Şehadet Camii'nde çökme tehlikesi
Bursa’nın Tophane semtinde yer alan ve Osmanlı’nın ilk yıllarında inşa edilen Şehadet Camii, restorasyon sırasında yapılan hatalar nedeniyle çökme tehlikesiyle karşı karşıya.
Kale Camii ya da Saray Camii olarak da bilinen yapı, Sultan Murat Hüdavendigar tarafından 1365 yılında inşa edilmişti.
Bursa Eski Eserleri Sevenler Kurumu üyesi ve gönüllü çevre müfettişi Ali Turan, caminin su gider sistemlerinin sağlıklı çalışmaması sebebiyle ciddi rutubet sorunları yaşandığını belirtti.
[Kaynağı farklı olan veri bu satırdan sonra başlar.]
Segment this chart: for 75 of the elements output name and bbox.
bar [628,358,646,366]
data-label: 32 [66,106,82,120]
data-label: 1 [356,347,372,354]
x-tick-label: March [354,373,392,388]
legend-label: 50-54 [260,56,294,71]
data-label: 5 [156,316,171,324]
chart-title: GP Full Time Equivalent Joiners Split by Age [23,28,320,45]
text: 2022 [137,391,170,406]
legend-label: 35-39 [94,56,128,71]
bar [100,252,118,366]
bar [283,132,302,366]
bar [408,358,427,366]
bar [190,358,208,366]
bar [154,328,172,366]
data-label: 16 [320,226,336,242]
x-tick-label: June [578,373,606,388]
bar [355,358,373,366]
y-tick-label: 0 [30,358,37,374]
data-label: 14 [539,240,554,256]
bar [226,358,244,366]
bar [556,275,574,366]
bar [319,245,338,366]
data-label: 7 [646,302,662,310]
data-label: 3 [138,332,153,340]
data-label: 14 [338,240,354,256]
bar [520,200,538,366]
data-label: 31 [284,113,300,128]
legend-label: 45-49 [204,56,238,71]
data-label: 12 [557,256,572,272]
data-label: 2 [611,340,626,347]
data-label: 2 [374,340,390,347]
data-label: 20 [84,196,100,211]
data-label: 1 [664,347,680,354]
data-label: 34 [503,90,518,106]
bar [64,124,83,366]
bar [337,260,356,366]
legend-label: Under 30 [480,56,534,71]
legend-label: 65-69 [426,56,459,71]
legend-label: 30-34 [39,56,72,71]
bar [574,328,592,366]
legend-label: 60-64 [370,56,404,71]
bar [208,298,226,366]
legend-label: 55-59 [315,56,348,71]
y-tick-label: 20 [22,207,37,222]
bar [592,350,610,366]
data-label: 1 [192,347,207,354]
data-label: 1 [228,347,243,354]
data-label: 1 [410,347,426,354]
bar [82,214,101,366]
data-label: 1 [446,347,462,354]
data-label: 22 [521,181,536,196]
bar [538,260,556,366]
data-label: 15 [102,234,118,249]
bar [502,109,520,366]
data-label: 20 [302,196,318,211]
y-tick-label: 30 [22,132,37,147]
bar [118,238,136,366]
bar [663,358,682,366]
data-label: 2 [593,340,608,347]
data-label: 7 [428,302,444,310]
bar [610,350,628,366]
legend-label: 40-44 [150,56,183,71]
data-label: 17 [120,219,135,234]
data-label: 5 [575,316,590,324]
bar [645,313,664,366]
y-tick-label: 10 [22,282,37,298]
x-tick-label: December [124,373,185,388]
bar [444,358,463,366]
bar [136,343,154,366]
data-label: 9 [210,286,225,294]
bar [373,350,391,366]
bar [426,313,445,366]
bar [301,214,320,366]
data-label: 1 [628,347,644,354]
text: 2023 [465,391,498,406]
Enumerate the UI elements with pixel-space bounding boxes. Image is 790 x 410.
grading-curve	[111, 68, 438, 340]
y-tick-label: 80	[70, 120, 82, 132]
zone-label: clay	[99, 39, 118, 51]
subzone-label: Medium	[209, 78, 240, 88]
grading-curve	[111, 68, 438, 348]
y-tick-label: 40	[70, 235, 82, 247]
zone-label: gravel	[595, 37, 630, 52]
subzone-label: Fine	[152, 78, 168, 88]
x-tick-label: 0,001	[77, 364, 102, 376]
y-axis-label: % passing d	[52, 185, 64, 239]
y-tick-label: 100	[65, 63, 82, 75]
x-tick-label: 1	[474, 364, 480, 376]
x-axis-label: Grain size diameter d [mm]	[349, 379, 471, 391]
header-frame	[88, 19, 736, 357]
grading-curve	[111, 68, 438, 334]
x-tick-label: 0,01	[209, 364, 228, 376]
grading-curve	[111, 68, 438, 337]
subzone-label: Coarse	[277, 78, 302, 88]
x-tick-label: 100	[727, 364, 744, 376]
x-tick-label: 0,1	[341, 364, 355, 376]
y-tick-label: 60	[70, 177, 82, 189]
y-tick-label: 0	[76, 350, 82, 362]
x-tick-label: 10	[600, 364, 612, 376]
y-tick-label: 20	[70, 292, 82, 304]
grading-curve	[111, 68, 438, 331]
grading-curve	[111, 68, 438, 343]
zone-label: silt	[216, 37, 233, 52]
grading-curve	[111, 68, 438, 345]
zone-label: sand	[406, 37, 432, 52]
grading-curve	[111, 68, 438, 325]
Turan, "Son restorasyonda gider kanalları düzgün tesis edilemediği için su, cami kubbesine ve duvarlarına sızıyor. Bu durum caminin duvarlarında kabarmalara, parça düşmelerine ve rutubet nedeniyle eserlerin zarar görmesine neden oluyor. Eğer bu sorun çözülmezse caminin kubbesinde çökme yaşanabilir," dedi.
Caminin özellikle doğu ve batı cephelerinde ciddi sorunlar olduğunu belirten Turan, batıdaki su giderinin BUSKİ kanalına bağlanmadığını, doğudaki giderin ise tıkalı olduğunu tespit ettiklerini ifade etti. "Giderlerin tıkalı olması caminin yükünü taşıyan sütunların üzerindeki baskıyı artırarak çökme riskini hızlandırıyor," diyerek yetkilileri acil önlem almaya davet etti.
Tarihi Önemi:
Şehadet Camii, Osmanlı döneminde şehirdeki en büyük cami olarak inşa edilmiş ve ilk halk camilerinden biri olarak kabul edilmiştir.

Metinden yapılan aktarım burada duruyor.